1. Sustainability: How Your Relationship Can Survive and Thrive
2. Sharing Our Doctor Spouses
3. Defining Your Expectations
4. Making Time For Fun

Medical School Year 4

Hallelujah!! It’s your last year of medical school! The finish line is so very, very close. In my experience, fourth year was a much-needed breath of fresh air. Life will feel much more spacious. Your spouse will have some control over their time by selecting their rotations and time off. The rotations will be related to the specialty they hope to go into, so overall, your spouse will be much happier with their work environments.

MS4 does come with quite a bit of traveling. Away rotations are common and there is also interview season, which can last several months. After the interviews, you and your spouse will create a program rank list to submit before Match Day. Rank lists are typically due in February.

The Match happens in March for all specialties except for a select few such as ophthalmology and urology. Military matches also run on their own schedule, so if your spouse is matching into a military residency, they will know long before the rest of their classmates. Once the Match happens, you’re basically in the waiting process to start residency (usually in June).

You may be moving, so you’ll be focused on that!

Medical School Year 4: What it means for you

If your spouse is doing away rotations, there may be some stress on your relationship during that time. Only seeing your spouse for sporadic hours throughout med school is one thing, but them being completely gone for weeks at a time is another, especially if you have children. I talk more about away rotations here. If you’re considering starting a family at some point in the near future, read about that here.

If you’ve read my previous articles, you know that I frequently advise to FIND YOUR MEDICAL PEOPLE. You need other medical spouses in your life! Whether it’s in person or online, knowing you’re not alone is so incredibly important.

For the traveling aspect of fourth year, it will be exciting but a bit exhausting toward the end, especially if your spouse is doing a large amount of interviewing. If you have the opportunity to go on any of the trips with them, take advantage of it! Sure, you might spend most of your time in a hotel, but you’ll get a break from the house, your work, the never-ending to-do list, and get a few more hours with your spouse!

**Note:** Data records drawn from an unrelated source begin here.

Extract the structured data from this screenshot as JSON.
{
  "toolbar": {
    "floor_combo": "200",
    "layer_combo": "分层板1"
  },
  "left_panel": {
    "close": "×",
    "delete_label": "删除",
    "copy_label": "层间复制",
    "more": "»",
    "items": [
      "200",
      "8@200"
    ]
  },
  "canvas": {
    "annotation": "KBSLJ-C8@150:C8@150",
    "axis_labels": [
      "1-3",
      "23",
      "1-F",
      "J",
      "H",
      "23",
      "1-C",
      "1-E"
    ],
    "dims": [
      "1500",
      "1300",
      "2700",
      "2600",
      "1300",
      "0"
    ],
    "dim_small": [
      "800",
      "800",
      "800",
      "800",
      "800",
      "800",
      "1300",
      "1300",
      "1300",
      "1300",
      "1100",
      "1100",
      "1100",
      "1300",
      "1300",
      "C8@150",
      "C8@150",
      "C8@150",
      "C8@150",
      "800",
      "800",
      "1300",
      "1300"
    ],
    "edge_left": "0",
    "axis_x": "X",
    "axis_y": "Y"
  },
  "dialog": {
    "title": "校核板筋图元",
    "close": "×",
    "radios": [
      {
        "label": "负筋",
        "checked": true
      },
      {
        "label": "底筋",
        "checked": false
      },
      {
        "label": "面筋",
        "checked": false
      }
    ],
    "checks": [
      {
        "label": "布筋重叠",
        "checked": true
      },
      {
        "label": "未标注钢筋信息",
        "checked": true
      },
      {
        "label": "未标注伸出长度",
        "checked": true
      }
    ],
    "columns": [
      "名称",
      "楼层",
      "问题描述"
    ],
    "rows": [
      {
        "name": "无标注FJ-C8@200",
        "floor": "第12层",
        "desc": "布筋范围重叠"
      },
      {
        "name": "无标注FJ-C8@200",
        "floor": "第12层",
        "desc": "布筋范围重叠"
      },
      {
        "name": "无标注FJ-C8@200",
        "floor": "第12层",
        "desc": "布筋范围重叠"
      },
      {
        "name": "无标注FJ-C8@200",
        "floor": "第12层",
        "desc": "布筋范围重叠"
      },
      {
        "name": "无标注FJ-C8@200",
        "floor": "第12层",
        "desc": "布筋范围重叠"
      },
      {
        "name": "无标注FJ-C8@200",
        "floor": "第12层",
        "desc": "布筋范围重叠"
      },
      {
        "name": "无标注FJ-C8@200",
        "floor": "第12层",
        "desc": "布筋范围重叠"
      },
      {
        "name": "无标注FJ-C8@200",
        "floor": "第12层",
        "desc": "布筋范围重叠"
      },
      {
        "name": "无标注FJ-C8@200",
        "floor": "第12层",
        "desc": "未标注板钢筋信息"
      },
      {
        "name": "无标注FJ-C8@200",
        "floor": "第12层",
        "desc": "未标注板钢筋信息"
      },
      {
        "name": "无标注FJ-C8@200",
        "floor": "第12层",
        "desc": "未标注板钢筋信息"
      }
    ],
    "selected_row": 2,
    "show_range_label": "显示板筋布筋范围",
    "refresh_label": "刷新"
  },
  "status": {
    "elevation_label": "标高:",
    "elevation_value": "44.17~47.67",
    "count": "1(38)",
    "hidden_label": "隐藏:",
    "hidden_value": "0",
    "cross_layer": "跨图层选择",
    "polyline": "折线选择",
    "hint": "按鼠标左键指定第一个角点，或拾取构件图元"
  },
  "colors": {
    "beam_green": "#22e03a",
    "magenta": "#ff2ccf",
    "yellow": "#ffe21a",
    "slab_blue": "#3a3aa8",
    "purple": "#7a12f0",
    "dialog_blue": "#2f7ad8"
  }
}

Once interviews are complete, your life will be consumed with comparing the different residency programs, researching program cities and offerings, and making your rank list. This is an exhilarating time full of hope, opportunity, and nerves. You’ll try to imagine yourself living in each city and what life would look like there. Ranking programs feels like a very big decision, and it is exciting, yet stressful. You’ll experience a lot of back-and-forth and rearranging of the programs before you settle on your final list.

My advice during this time is to do the research you need to do, make your pros and cons lists if that helps, and then go with your gut. For more on Match Day, check out my previous article: A Guide For The Big Day: Match Day.


You deserve a huge round of applause (and a nice vacation!!) for not only taking care of yourself throughout medical school but for being a pillar for your spouse as well! If you haven’t felt acknowledged yet for all the seasons you’ve weathered and the sacrifices you’ve made, you receive it now. I acknowledge what you’ve done and continue to do. You are the strength and glue holding this sailing ship together. Congratulations not only to your incredible spouse on completing the arduous demands of medical school, but also to you, for your support, love, and resilience through it all! You’re off to the next leg of the medical training journey – residency! Time to celebrate!